Arisaema serratum or Fuji cobra lily is a species of flowering plant in the arum family (Araceae). It is native to Japan, where it is found from the Kansai region north to the island of Hokkaido. Its natural habitat is damp forests.

Arisaema serratum is a perennial. It produces two leaves, with 7-13 leaflets each. The color of the flowering bract is variable, being either purple or green. It blooms from May to June.

It is similar to Arisaema mayebarae, which is restricted to Kyushu (an island where Arisaema serratum is not present).

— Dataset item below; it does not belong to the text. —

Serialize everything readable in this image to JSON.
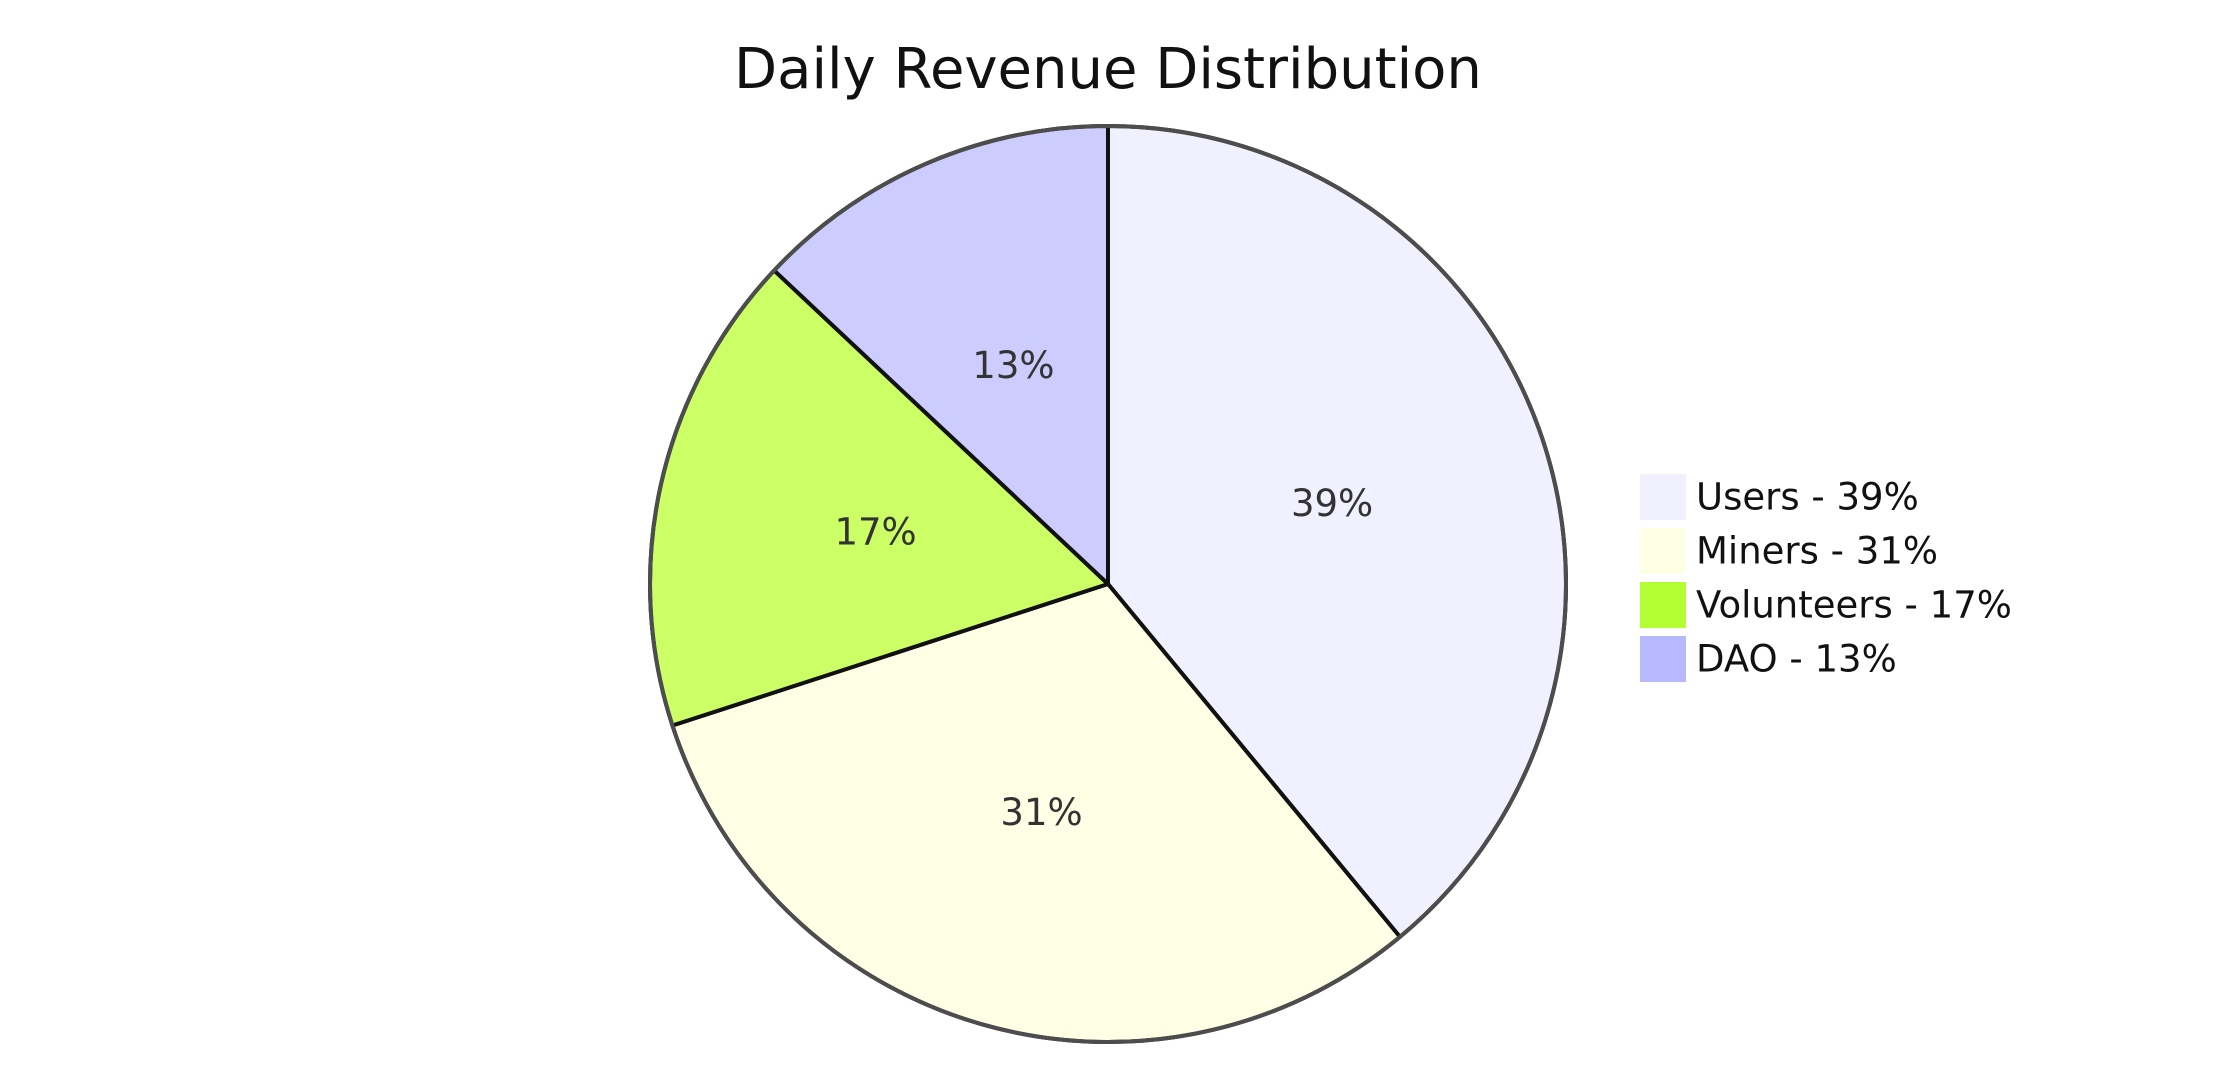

Arisaema serratum can be distinguished by its shorter spathe blade, which declines over the tip of the mouth (as opposed to being held at a horizontal angle).

==Subspecies==
- Arisaema serratum var. atropurpureum Engl.
- Arisaema serratum var. izuense (Nakai) Gusman & L.Gusman
- Arisaema serratum var. serratum
- Arisaema serratum var. suwoense (Nakai) H.Ohashi & J.Murata

==Toxicity==
All parts of A. serratum contain needle-like calcium oxalate crystals, saponins, and coniine. Toxicity is especially concentrated in the underground bulb; touching the juice causes inflammation. Ingestion results in intense pain from the mouth to the throat, making it impossible to swallow. Symptoms include diarrhea, vomiting, and respiratory paralysis; severe cases can be fatal.